# A private blockchain for files: part 2

Posted on 11 April, 2021

Technical details of the blockchain file system.

This series is split into two parts. Part 1 describes the high levels details of the program I made and what it can do. Part 2 goes into the technical details of the C# program.

Please see my GitHub repository for the full code. This post only gives an overview of the classes.

# Design

The Entity Relationship Diagram for the program is very basic:

As one would expect, there is a single blockchain which can own multiple blocks, and those blocks can own multiple tokens. There are a few extra helper classes: Hasher, Utilities, MerkleTree and PseudoToken. The actual program uses more classes, including several frontend classes and a few classes for loading from JSON. I’m not going to describe those here.

I wrote the code from the bottom up: first PseudoTokens, then Tokens, then Blocks and finally Blockchains. However I am going to described it from the top down, as I think that is better for understanding.

# Classes

## Utilities and Hasher

The Utilities class has two functions for converting to and from Unix dates to C# dates.
It has a Bytes_add_1 function which is used in the proof of work algorithm to increment an array of bytes.

The Hasher class abstracts the SHA-256 algorithm and handles the conversion between bytes, hexadecimal numbers and strings. It itself uses the inbuilt C# System.Security.Cryptography class to abstract the hashing.

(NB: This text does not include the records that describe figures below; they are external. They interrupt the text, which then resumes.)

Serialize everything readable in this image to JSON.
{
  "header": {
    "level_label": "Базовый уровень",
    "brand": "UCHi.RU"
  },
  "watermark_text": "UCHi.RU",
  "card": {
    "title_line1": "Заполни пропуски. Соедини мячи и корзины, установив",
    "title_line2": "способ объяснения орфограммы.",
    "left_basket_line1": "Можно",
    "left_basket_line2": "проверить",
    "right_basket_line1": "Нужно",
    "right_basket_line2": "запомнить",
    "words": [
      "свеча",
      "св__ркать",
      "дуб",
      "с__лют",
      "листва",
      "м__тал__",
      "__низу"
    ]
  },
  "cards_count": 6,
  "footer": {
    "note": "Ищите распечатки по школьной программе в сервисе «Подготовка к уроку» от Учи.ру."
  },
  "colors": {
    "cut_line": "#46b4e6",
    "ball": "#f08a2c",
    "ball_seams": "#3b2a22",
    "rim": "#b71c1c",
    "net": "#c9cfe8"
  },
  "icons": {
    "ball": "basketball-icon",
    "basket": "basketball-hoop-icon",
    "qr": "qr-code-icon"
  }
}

A string such as “1a” can either be interpreted as a string or as a hexadecimal number. If it is interpreted as a string, its byte representation is found with ASCII values: {49, 97}. If it is interpreted as a hexadecimal number, it needs to be converted to a decimal number first: $1a=1(16) + 10 = 26$. Hence the byte representation is {26}. It is important to not mix these two situations because they result in different hashes.

## Blockchain

This is a stub of the Blockchain class:

The only fully public attributes are Name and BlockchainDirectory. They are not included in any hashes or data checks. The rest are set privately. MakeBlock() is a helper function to ensure that blocks increment their indices properly and carry over previous hashes. Otherwise blocks can be created indepedently of the blockchain with their own constructors.

CommitBlock() does multiple checks before committing a block:

• Indices must be sequential.
• The previous block hash must match the value stored in the new block.
• The previous block creation time must be before the new block’s creation time.
• The new block’s creation time must be before the system time - it cannot be in the future.
• The blockchain must be verified

After these checks it will call the ProofOfWork() function. Finally it will append the block to the list of blocks.

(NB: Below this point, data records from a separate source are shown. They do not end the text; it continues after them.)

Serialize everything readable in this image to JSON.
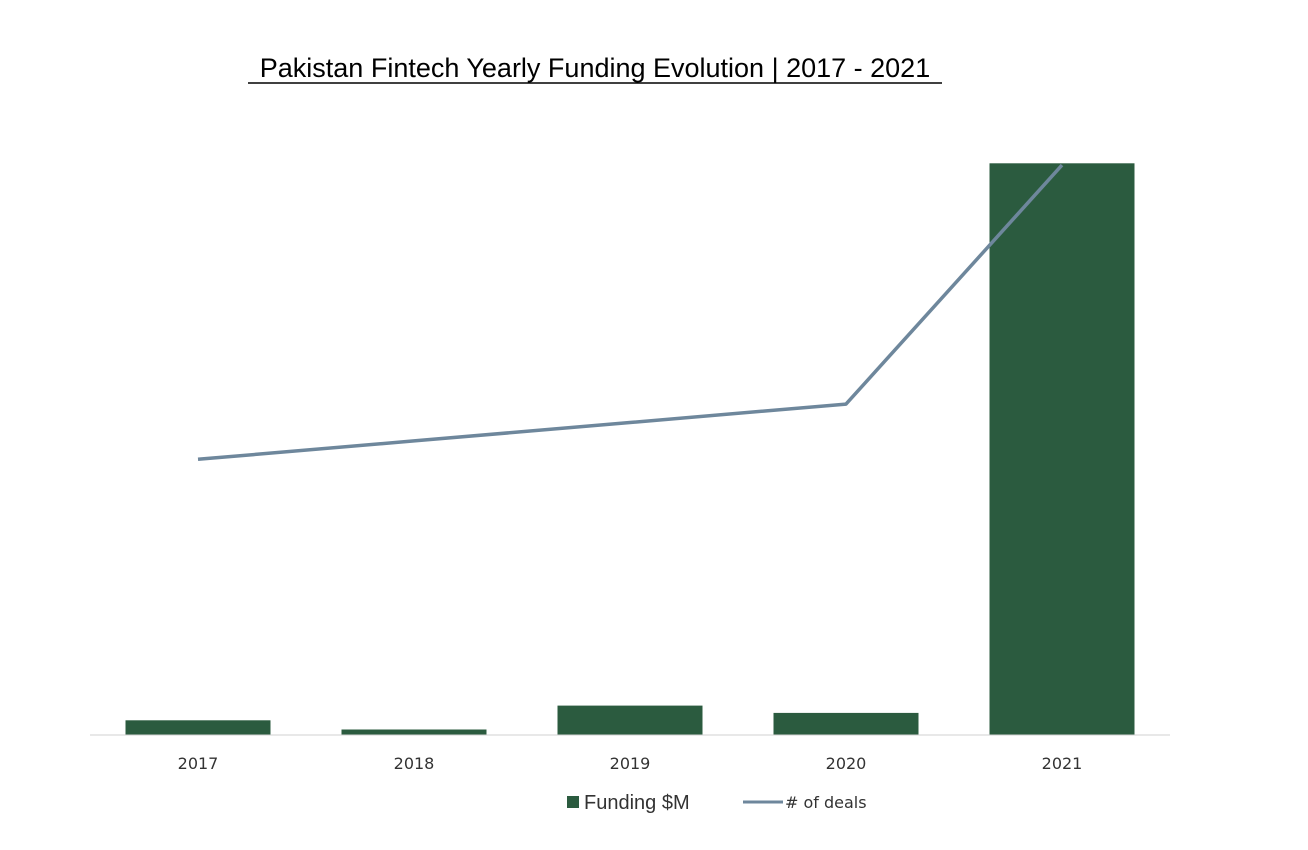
{
  "chart_data": {
    "type": "bar",
    "title": "Pakistan Fintech Yearly Funding Evolution | 2017 - 2021",
    "categories": [
      "2017",
      "2018",
      "2019",
      "2020",
      "2021"
    ],
    "series": [
      {
        "name": "Funding $M",
        "type": "bar",
        "color": "#2b5b3f",
        "values": [
          8,
          3,
          16,
          12,
          311
        ]
      },
      {
        "name": "# of deals",
        "type": "line",
        "color": "#6e879c",
        "values": [
          15,
          16,
          17,
          18,
          31
        ]
      }
    ],
    "y1lim": [
      0,
      340
    ],
    "y2lim": [
      0,
      34
    ],
    "xlabel": "",
    "ylabel": "",
    "grid": false,
    "legend": "bottom"
  }
}
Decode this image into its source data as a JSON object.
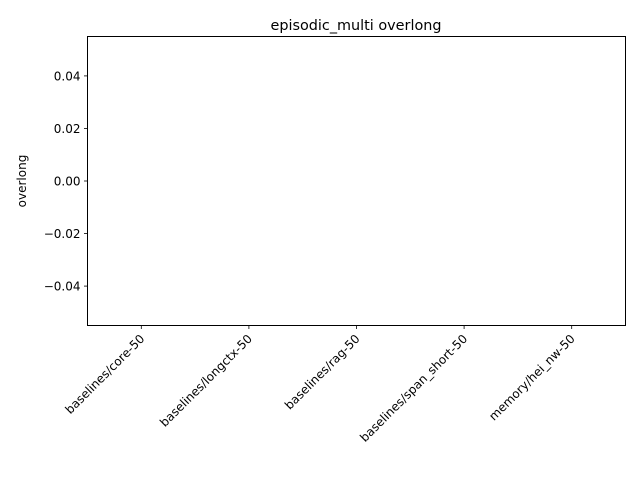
{
  "chart_data": {
    "type": "bar",
    "title": "episodic_multi overlong",
    "xlabel": "",
    "ylabel": "overlong",
    "categories": [
      "baselines/core-50",
      "baselines/longctx-50",
      "baselines/rag-50",
      "baselines/span_short-50",
      "memory/hei_nw-50"
    ],
    "values": [
      0,
      0,
      0,
      0,
      0
    ],
    "ylim": [
      -0.055,
      0.055
    ],
    "yticks": [
      -0.04,
      -0.02,
      0.0,
      0.02,
      0.04
    ],
    "ytick_labels": [
      "−0.04",
      "−0.02",
      "0.00",
      "0.02",
      "0.04"
    ],
    "grid": false,
    "bar_color": "#1f77b4",
    "x_tick_rotation": 45
  }
}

Verify() works by calling each block’s Verify() function.

## Block

This is a stub of the Block class:

Again the attribute for the directory is public. Proof of work is not essential in this program, so Target and Nonce are both public variables. Otherwise, all other attributes are set privately.

StageToken() adds a token to the Dictionary Tokens. It converts a PseudoToken, which is a struct with information about the Token, to a fully fledged Token which is linked to a valid file path.

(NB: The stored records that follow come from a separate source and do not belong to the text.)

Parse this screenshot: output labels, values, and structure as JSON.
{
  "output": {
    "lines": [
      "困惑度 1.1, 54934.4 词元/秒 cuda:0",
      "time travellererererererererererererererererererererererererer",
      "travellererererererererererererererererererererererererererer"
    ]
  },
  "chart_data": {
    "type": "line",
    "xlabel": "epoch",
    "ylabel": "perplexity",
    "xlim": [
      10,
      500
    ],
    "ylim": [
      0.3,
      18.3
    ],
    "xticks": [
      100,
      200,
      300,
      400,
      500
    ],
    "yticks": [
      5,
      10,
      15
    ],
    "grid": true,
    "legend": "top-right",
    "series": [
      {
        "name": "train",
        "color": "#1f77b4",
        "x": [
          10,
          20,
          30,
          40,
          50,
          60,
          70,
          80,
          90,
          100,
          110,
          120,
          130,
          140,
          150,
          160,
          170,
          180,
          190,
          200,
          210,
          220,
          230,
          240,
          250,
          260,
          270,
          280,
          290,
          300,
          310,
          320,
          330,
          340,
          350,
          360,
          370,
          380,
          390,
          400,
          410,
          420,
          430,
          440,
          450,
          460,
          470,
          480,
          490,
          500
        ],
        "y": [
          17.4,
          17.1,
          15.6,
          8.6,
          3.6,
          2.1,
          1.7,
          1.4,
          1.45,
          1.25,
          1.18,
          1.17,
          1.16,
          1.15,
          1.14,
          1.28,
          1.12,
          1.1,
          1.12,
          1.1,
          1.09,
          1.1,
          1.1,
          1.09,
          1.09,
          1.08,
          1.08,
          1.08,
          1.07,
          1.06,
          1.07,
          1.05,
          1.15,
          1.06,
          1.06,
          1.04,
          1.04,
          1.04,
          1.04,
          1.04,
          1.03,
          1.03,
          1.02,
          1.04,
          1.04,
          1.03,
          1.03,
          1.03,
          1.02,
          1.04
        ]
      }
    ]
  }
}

The Block hash is calculated by hashing the Block header. This is an 80 byte array which is created by concatenating the following attributes together:

bytes
version 4
previousHash 32
MerkleRoot 32
TimeStamp 4
Target 4
Nonce 4

The MerkleRoot is a single hash which represents all of the Token hashes. Here is a graphical representation of the Merkle Tree:

Each of the Token hashes from L1 to Ln are paired together and hashed, then each of the resultant hashes are paired and hashed, and so on until only one hash remains. The class MerkleTree implements this hashing tree. It does not store the actual tree; it just returns the final hash.

Verify() does checks for the Block as well as calling each Token’s Verify() function.

## Token

This is a stub of the Token class:

The token is linked to a file, but I’ve chosen not to store the file data in it. It only stores the file name. The file data is loaded each time it is needed. This requires knowning the directory where the file resides but I’ve chosen not to store it. It therefore needs to be passed to the Print() and Verify() functions.

If a file is not found during printing, a warning is printed. But if a file is not found during verification, an error is thrown.

The Author and UserName attributes are manual inputs. The TimeStamp is the creation time of the token. I’ve thought about extracting the metadata from the file as well e.g. file creation date and file author. However I don’t think it will add much value.

Serialise() is the equivalent of a block’s GetHeader(). It creates a byte array which is then hashed. This byte array has a variable length and is formed as follows:

bytes
FileName variable
Author variable
FileHash 32
TimeStamp 4

The plain text information is converted to bytes according to ASCII codes, and the FileHash is converted from hexadecimal. As I mentioned before, it’s important to not this mix these two conversions.

## PseudoToken

A PseudoToken is a struct which holds all the data for creating a Token. This is the whole struct:

# Conclusion

Those are all the main classes in my file. I am also proud of my command line interface, but that is enough for its own post.